Un ami s'initie à Python, comme je travaille juste à côté, il me demande pourquoi mon ordinateur – que je lui prête pour l'occasion – est bogué. Effectivement, il dit que la commande
input n'est pas définie, ce qui me surprend.
Cependant, après des recherches minutieuses, il s'est avéré que monsieur, qui n'oublie jamais d'insérer des tas de termes anglais dans ses phrases pour faire « in », ne sait pas écrire « input », transformé pour l'occasion en « imput ». Ce n'est pas grave, petite correction et son programme fonctionne très bien.
C'est alors qu'il me dit, mais sans prévenir : « Ah ouais, mais tu vois, ton ordinateur il est planté quand même : il n'a pas corrigé de lui-même la faute de frappe ! »
Vu qu'il n'est pas idiot et qu'il sait ce qu'est un ordinateur, je considère que cette réplique fait de lui un véritable… PEBKAC.
J'arrangeais le laptop de ma kiné, en reconfigurant la mémoire virtuelle lorsque j'eus le malheur de lui expliquer gentiment et didactiquement : "Après, on va l'arrêter, rebrancher, et le redémarrer".
Elle dit alors en voulant m'aider : "Pour l'arrêter, c'est là !", et je vis un index ferme s'abattre sur le bouton "Arrêt" du portable, et encore en état de choc, j'assistais à la fermeture progressive de toutes les fenêtres de configuration sur lesquelles j'étais en train de travailler, tandis que le système faisait son shutdown. PEBKAC.
En première année d'informatique à la faculté, on apprend à coder en C.
Un étudiant de ma promotion me demande de l'aider à corriger son programme, qu'il n'arrive pas à compiler.

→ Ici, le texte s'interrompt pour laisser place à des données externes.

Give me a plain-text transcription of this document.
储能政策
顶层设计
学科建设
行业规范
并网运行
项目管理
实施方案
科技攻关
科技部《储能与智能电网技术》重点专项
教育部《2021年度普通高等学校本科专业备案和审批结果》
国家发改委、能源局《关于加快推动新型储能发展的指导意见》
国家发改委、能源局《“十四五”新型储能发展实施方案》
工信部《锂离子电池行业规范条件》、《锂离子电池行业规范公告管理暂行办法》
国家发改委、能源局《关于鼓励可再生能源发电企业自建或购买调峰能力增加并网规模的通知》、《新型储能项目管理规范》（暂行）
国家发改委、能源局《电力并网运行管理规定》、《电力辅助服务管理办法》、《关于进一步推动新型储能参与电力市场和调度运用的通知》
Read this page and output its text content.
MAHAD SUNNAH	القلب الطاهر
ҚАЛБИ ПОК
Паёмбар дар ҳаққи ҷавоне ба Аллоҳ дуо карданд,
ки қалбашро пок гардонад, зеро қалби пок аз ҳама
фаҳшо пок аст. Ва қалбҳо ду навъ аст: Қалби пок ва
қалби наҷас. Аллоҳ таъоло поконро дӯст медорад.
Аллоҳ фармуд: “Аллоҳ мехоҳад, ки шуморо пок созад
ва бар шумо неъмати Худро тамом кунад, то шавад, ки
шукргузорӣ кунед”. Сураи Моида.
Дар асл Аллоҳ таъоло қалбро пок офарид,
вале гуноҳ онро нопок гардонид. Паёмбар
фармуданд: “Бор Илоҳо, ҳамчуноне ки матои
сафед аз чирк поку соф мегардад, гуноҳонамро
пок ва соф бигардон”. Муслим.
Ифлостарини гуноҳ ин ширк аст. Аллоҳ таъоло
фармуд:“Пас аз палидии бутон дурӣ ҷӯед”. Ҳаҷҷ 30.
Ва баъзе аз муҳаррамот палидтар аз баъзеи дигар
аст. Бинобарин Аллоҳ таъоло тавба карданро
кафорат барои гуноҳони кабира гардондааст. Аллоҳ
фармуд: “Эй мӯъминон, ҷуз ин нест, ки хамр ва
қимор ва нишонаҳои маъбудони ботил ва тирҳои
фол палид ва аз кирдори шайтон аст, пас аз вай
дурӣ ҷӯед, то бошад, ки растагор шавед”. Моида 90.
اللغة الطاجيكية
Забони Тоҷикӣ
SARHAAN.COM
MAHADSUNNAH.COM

Je le survole, essaye de le lancer, mais les erreurs semblent se trouver à toutes les lignes... Je m'y penche plus attentivement, mais je ne trouve rien.
Après un bon quart d'heure à chercher d'où venait le problème, je me rends compte que l'étudiant en question avait inscrit manuellement un numéro à chaque début de ligne de son programme, pour "les numéroter". PEBKAC.